Il s'agissait de la présence de "Cipriani" dans le sarcophage des Invalides.

Reste un homme fait tout d'une pièce, un gaulliste de la 1ère heure et un fidèle du Général. Un peu trop laxiste dans ses dernières années par rapport à Chirac.

En hommage, nous mettons en ligne le discours que Maurice Druon lui a consacré.




Si nous avons choisi "le courage" comme thème commun aux communications des cinq Académies en cette solennelle séance de rentrée, c'est avec une intention bien précise, celle de rendre hommage à un homme qui, outre les services exceptionnels qu'il a rendus à notre institution, aura incarné cette vertu, dans les situations les plus diverses, et avec le plus d'éclat parmi nos contemporains.



Pierre Messmer (...) , vous avez dit un jour, avec un humour gaullien : "Je n'aime pas les coups d'encensoir. Cela fait mal à la tête." Mais vous ne pouvez empêcher qu'on reconnaisse et célèbre en vous le très grand Français que vous êtes. Le pays a besoin d'exemples, et les hommes qui en fournissent sont rares. Vous êtes l'un d'eux. Acceptez donc de subir ce rappel de ce que vous fîtes de noble et de grand.

Votre aventure commence le 17 juin 1940, quand le jeune lieutenant que vous êtes, docteur en droit déjà, diplômé de l'Ecole des langues orientales et élève administrateur des colonies, entend le dernier maréchal de France annoncer à la radio que nos armées doivent cesser le combat. Cela ne fait pas votre affaire, pas plus qu'à votre ami Jean Simon, lieutenant qui, comme vous, accomplit un stage d'observation aérienne dans une ville de l'Ouest.

Comment peut-on déposer les armes, alors que vous ne vous êtes pas encore battu ? Il y a là quelque chose d'insultant, d'humiliant. On vous a donc compté pour rien ? J'ai connu cette indignation-là. Pensant que la lutte va se poursuivre hors de la métropole, votre ami Simon et vous, sans rien demander à personne, parce que personne dans la débandade ne semble prêt à vous répondre, vous sautez sur une motocyclette, et vous foncez vers le sud, sur les routes de la débâcle.

Cette nuit-là, le général de Gaulle méditait les paroles qu'il prononcerait le lendemain à la radio de Londres. Vous n'êtes pas un engagé du 18 juin, mais du 17. Vous êtes, sur votre moto roulant dans la nuit, l'avant-garde du refus.

Vous arrivez à Marseille.
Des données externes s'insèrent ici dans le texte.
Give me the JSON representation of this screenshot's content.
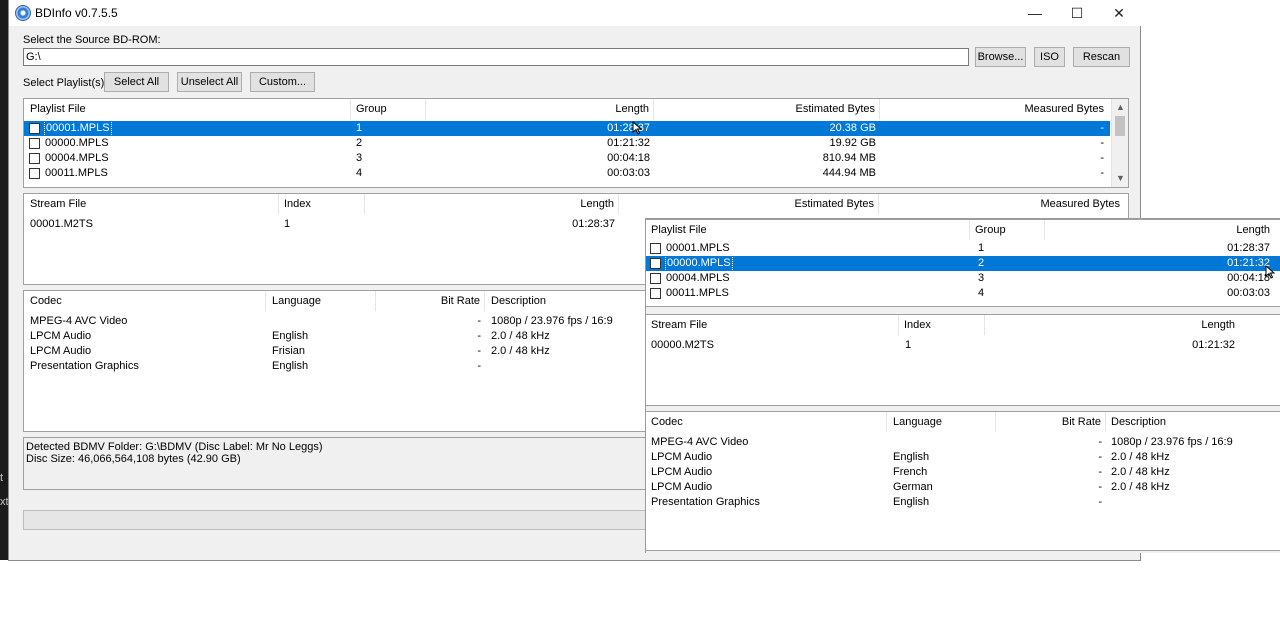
{
  "edge": {
    "labels": [
      "t",
      "xt"
    ]
  },
  "window": {
    "title": "BDInfo v0.7.5.5",
    "controls": {
      "minimize": "—",
      "maximize": "☐",
      "close": "✕"
    }
  },
  "source": {
    "label": "Select the Source BD-ROM:",
    "path": "G:\\",
    "browse": "Browse...",
    "iso": "ISO",
    "rescan": "Rescan"
  },
  "playlist_select": {
    "label": "Select Playlist(s):",
    "select_all": "Select All",
    "unselect_all": "Unselect All",
    "custom": "Custom..."
  },
  "playlists": {
    "headers": [
      "Playlist File",
      "Group",
      "Length",
      "Estimated Bytes",
      "Measured Bytes"
    ],
    "rows": [
      {
        "file": "00001.MPLS",
        "group": "1",
        "length": "01:28:37",
        "est": "20.38 GB",
        "meas": "-"
      },
      {
        "file": "00000.MPLS",
        "group": "2",
        "length": "01:21:32",
        "est": "19.92 GB",
        "meas": "-"
      },
      {
        "file": "00004.MPLS",
        "group": "3",
        "length": "00:04:18",
        "est": "810.94 MB",
        "meas": "-"
      },
      {
        "file": "00011.MPLS",
        "group": "4",
        "length": "00:03:03",
        "est": "444.94 MB",
        "meas": "-"
      }
    ]
  },
  "streams": {
    "headers": [
      "Stream File",
      "Index",
      "Length",
      "Estimated Bytes",
      "Measured Bytes"
    ],
    "rows": [
      {
        "file": "00001.M2TS",
        "index": "1",
        "length": "01:28:37"
      }
    ]
  },
  "codecs": {
    "headers": [
      "Codec",
      "Language",
      "Bit Rate",
      "Description"
    ],
    "rows": [
      {
        "codec": "MPEG-4 AVC Video",
        "language": "",
        "bitrate": "-",
        "desc": "1080p / 23.976 fps / 16:9"
      },
      {
        "codec": "LPCM Audio",
        "language": "English",
        "bitrate": "-",
        "desc": "2.0 / 48 kHz"
      },
      {
        "codec": "LPCM Audio",
        "language": "Frisian",
        "bitrate": "-",
        "desc": "2.0 / 48 kHz"
      },
      {
        "codec": "Presentation Graphics",
        "language": "English",
        "bitrate": "-",
        "desc": ""
      }
    ]
  },
  "status": {
    "line1": "Detected BDMV Folder: G:\\BDMV (Disc Label: Mr No Leggs)",
    "line2": "Disc Size: 46,066,564,108 bytes (42.90 GB)"
  },
  "overlay": {
    "playlists": {
      "headers": [
        "Playlist File",
        "Group",
        "Length"
      ],
      "rows": [
        {
          "file": "00001.MPLS",
          "group": "1",
          "length": "01:28:37"
        },
        {
          "file": "00000.MPLS",
          "group": "2",
          "length": "01:21:32"
        },
        {
          "file": "00004.MPLS",
          "group": "3",
          "length": "00:04:18"
        },
        {
          "file": "00011.MPLS",
          "group": "4",
          "length": "00:03:03"
        }
      ]
    },
    "streams": {
      "headers": [
        "Stream File",
        "Index",
        "Length"
      ],
      "rows": [
        {
          "file": "00000.M2TS",
          "index": "1",
          "length": "01:21:32"
        }
      ]
    },
    "codecs": {
      "headers": [
        "Codec",
        "Language",
        "Bit Rate",
        "Description"
      ],
      "rows": [
        {
          "codec": "MPEG-4 AVC Video",
          "language": "",
          "bitrate": "-",
          "desc": "1080p / 23.976 fps / 16:9"
        },
        {
          "codec": "LPCM Audio",
          "language": "English",
          "bitrate": "-",
          "desc": "2.0 / 48 kHz"
        },
        {
          "codec": "LPCM Audio",
          "language": "French",
          "bitrate": "-",
          "desc": "2.0 / 48 kHz"
        },
        {
          "codec": "LPCM Audio",
          "language": "German",
          "bitrate": "-",
          "desc": "2.0 / 48 kHz"
        },
        {
          "codec": "Presentation Graphics",
          "language": "English",
          "bitrate": "-",
          "desc": ""
        }
      ]
    }
  }
}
Naturellement, aucune troupe n'embarque. Impossible de trouver un passage, même clandestin. Pour subsister, vous vous embauchez, Simon et vous, comme dockers.

Vous avez bientôt maille à partir avec le syndicat CGT, qui vous reproche de donner le mauvais exemple en travaillant à une trop forte cadence. Et puis, vous dénichez un cargo italien, saisi avant l'armistice par la marine française, qui est empli d'armements et d'avions en pièces détachées, et doit être dirigé sur Oran. Vous montez à bord, vous vous abouchez avec le commandant et organisez une mutinerie. Vous déroutez le bateau sur Gibraltar, vous gagnez Londres, et ainsi vous ferez cadeau au général de Gaulle, en vous engageant dans son embryon d'armée, du bâtiment et de son chargement, dont la vente assurera trois mois d'existence à la France libre.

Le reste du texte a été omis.